Small Power, Big Grid: Part 3
he Emerging Relationship Between Distributed Energy Resources and the Transmission System
DERs AND TRANSMISSION SYSTEM PLANNING: Dreaming the (Not-So) Impossible Dream
This blog is the third in a series on the relationship between distributed energy resources or “DERs” (energy efficiency, demand response, rooftop solar, electric vehicles and other storage and other customer-driven resources) and the transmission system.
Electric transmission system planning, which is necessary to ensure grid reliability at fair costs to customers, is also essential to ensuring that sufficient transmission gets built to transport wind and solar power long distances and that we don’t build too much infrastructure or unnecessarily lock-in an outdated and often uneconomic coal fleet. That’s why it’s important to identify—and, to the extent technically and legally possible, remove—existing barriers to incorporation of DERs like energy efficiency and local solar generation into the system planning process. The need for better incorporation of DERs holds true not only at the load forecasting stage but also in the consideration of solutions to identified transmission grid reliability and economic needs.
First, how does regional transmission system planning work?
Through the Federal Energy Regulatory Commission (FERC), the federal government regulates the interstate transmission system while states are in charge of their intrastate distribution systems. Think about the transmission system as the high voltage backbone of our electric grid.
High-voltage transmission lines connect to utility substations, at which point the power flow is stepped down in voltage and then (under the regulation of states) pushed out across distribution lines into our homes and businesses. Under federal law and regulation, entities that own transmission infrastructure that cross state lines, known as transmission-owning utilities, may be separate from, affiliated with, or part of the same company as distribution utilities that supply power to consumers. For example, BG&E and ComEd are utility members of the broader Exelon family; both own transmission and distribution and are therefore regulated by both FERC and their states. ITC, differently (which operates in Michigan and other Midwestern states), is independent from any distribution-level affiliates but is regulated by FERC as a transmission-owning utility. FERC requires all transmission-owning utilities subject to its jurisdiction (which excludes cooperatives and municipalities) to do planning within their own footprints, as well as at the regional level (thanks to a 2011 FERC rule known as Order 1000). Regions are also required to “coordinate” but not engage in full-fledged planning with their neighboring regions.

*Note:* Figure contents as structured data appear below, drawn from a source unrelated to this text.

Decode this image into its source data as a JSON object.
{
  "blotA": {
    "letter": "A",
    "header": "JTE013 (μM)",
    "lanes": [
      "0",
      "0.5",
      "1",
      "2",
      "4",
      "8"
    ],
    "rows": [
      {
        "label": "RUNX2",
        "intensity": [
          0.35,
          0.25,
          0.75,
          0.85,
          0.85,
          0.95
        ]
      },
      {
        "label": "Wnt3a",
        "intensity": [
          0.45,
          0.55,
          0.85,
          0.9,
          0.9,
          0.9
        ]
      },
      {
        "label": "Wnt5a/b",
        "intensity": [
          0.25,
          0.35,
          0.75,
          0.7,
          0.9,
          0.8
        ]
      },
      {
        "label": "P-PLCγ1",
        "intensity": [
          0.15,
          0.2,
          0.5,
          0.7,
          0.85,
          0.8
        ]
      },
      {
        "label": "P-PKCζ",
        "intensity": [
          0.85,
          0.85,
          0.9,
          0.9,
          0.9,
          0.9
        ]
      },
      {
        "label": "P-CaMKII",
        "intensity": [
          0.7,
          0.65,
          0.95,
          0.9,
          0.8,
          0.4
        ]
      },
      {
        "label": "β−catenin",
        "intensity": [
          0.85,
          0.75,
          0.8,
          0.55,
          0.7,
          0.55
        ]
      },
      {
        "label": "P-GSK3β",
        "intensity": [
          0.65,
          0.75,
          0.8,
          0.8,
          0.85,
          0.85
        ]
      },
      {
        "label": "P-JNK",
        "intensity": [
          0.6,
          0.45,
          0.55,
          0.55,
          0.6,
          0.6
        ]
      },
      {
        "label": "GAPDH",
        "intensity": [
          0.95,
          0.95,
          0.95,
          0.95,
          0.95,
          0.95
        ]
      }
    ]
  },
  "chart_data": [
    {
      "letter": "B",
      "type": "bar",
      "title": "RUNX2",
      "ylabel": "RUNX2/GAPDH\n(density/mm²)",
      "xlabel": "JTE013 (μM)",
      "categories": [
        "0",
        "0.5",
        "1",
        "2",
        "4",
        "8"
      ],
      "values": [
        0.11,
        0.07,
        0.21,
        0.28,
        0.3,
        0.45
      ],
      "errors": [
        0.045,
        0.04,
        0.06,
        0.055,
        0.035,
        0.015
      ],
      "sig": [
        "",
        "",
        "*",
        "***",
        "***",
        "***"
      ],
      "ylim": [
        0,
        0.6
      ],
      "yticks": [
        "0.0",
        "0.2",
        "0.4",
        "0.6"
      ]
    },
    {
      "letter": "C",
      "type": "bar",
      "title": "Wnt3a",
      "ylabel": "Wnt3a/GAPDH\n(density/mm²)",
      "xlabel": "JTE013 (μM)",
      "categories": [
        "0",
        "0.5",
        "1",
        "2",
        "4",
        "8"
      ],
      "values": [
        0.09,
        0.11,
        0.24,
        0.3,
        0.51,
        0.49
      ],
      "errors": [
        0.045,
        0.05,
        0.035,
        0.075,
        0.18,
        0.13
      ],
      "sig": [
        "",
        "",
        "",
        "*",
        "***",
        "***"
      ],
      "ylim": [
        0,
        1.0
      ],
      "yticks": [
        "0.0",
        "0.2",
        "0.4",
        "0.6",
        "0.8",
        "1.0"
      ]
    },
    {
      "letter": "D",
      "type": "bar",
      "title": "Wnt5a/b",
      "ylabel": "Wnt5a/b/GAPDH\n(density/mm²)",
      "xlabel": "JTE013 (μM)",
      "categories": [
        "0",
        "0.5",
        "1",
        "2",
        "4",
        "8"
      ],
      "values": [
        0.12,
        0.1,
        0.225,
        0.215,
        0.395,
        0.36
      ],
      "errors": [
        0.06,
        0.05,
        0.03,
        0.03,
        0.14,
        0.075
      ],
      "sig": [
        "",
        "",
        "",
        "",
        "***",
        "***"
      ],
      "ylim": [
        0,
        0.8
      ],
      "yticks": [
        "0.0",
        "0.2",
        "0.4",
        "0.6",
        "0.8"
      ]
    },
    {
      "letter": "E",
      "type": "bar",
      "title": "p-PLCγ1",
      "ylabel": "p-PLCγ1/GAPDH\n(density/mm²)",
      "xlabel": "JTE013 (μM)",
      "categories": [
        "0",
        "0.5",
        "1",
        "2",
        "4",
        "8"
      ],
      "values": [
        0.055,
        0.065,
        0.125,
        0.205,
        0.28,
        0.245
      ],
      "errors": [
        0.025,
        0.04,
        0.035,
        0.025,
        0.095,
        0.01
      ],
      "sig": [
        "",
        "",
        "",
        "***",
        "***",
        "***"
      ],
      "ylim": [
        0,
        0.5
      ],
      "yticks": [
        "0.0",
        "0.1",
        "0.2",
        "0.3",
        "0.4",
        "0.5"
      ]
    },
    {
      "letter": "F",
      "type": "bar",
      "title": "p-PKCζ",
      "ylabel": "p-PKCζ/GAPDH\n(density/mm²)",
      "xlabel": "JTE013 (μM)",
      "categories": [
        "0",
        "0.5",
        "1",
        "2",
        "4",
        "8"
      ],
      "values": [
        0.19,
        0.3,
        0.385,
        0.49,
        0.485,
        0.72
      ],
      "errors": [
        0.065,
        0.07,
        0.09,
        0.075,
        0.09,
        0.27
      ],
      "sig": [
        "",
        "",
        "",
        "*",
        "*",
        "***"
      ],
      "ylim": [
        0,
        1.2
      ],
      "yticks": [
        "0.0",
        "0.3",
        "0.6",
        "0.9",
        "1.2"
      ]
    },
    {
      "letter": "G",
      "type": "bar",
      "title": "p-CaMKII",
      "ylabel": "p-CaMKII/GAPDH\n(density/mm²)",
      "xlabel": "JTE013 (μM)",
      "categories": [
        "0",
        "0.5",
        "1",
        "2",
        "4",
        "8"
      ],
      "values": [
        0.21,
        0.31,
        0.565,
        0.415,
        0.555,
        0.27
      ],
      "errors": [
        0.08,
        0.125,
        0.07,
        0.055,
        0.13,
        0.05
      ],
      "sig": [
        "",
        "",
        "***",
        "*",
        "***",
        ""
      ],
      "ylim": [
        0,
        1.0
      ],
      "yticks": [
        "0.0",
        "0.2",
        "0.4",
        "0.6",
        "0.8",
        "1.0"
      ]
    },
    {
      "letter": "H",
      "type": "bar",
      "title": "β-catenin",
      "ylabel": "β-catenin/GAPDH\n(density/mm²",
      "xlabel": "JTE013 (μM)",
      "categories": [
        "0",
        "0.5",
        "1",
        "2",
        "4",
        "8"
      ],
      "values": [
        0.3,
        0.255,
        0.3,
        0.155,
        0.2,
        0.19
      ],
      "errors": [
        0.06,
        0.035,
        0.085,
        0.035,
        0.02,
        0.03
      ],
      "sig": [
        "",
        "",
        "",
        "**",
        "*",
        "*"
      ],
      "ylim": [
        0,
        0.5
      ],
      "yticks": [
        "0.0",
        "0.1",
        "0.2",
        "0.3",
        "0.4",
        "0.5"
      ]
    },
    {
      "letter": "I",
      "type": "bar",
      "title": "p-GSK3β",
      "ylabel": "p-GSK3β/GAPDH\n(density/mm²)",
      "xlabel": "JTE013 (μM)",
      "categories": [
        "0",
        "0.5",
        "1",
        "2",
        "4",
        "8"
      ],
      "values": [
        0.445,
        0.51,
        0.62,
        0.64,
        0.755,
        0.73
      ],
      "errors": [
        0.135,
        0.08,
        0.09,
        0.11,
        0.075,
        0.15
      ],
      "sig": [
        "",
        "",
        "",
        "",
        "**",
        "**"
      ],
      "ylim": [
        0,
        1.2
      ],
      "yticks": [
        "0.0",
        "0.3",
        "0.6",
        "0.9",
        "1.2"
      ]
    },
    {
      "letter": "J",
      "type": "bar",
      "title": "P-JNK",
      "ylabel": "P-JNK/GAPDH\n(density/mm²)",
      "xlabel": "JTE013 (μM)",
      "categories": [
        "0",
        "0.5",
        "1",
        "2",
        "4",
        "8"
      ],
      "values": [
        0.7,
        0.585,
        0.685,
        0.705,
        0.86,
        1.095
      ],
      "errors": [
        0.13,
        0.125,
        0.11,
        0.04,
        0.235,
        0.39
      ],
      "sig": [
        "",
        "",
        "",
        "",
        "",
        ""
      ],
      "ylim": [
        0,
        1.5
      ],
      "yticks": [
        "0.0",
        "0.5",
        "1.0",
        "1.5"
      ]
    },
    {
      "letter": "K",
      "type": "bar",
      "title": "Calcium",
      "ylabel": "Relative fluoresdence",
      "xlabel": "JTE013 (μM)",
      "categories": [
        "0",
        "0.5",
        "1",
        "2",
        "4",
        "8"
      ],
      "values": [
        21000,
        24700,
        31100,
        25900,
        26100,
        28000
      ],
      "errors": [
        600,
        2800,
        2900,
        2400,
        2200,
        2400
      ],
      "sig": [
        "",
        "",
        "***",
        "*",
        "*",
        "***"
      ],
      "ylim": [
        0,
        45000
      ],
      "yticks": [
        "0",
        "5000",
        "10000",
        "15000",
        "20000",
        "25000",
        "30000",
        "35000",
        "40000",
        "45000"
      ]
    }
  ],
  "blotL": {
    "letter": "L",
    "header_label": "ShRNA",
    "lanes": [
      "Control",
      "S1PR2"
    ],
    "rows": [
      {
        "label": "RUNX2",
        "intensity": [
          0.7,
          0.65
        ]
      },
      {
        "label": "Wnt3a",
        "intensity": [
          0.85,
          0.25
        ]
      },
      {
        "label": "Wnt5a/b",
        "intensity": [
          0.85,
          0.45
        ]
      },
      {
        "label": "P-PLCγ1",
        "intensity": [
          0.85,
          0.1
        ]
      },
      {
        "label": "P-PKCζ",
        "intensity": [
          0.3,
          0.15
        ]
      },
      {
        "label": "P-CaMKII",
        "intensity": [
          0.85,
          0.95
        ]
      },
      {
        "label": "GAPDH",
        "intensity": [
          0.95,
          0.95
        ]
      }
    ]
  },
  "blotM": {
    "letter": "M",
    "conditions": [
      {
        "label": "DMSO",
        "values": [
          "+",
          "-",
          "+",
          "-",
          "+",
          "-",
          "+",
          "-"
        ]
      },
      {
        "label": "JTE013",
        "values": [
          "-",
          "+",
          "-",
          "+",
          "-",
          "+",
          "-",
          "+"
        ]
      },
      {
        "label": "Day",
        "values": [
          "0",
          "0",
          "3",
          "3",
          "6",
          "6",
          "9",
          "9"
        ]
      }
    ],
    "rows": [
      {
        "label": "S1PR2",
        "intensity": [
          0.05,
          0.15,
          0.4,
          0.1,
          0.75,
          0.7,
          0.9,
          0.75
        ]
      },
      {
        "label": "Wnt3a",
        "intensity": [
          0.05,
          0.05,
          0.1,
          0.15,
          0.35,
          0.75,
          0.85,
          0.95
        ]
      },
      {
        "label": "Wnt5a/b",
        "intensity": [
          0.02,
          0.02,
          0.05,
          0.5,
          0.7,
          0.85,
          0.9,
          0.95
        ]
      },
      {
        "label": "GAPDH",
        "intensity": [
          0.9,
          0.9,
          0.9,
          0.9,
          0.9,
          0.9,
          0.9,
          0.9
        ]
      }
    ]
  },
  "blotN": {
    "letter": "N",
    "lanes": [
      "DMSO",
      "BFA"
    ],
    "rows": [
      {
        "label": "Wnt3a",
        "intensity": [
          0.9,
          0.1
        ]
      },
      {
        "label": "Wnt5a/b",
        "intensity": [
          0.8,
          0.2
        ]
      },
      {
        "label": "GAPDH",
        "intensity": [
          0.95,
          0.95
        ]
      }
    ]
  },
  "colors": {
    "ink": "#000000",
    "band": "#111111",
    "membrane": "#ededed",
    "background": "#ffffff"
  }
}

Regional transmission system planning is not dissimilar from the resource planning that takes place at the state level. At a high level, it involves a two-part process: identifying transmission system needs—future reliability or congestion issues, or public-policy driven needs, and then developing solutions to meet those needs. Grid planners take into account many different factors affecting the grid’s current and future operation to identify these needs, including predicted customer demand, existing, planned and retiring power plants, and environmental and clean energy standards. Based on these and other factors, transmission owners and grid planners determine whether they need to upgrade existing, and/or build new power lines.
Most regions plan on an annual or biannual basis resulting in plans that look ten years forward. Since the transmission-owning utilities remain subject to state jurisdiction when it comes to getting certificates of need and siting permits for new transmission lines that cross through their borders, the regional plan is not as much a mandate to build as it is a playbook for the utilities and competitive transmission developers to follow. It is difficult, however, to imagine that new transmission projects or significant infrastructure upgrades will be built without first being included in one of these regional plans.
How do DERs play into regional system planning (or not)?
Once transmission system planners have gone through step one of the planning process – identifying future grid needs – they move on to looking for cost-effective solutions. Although technically DERs—which are non-transmission wire ways to provide transmission grid reliability, ease grid congestion or otherwise ensure transmission service—can provide solutions to some reliability or congestion-driven grid needs in lieu of new transmission development, almost no DERs have been proposed as potential solutions (a few notable exceptions in Maine and other locations mentioned here). The Brooklyn-Queens demand management project is a model non-wires alternative on the distribution system that involves planned spending of $200 million on a combination of fuel cells, energy efficiency, and local solar generation in lieu of spending $1.2 billion on a new substation on the distribution system – similar scales of savings are likely possible on the transmission system.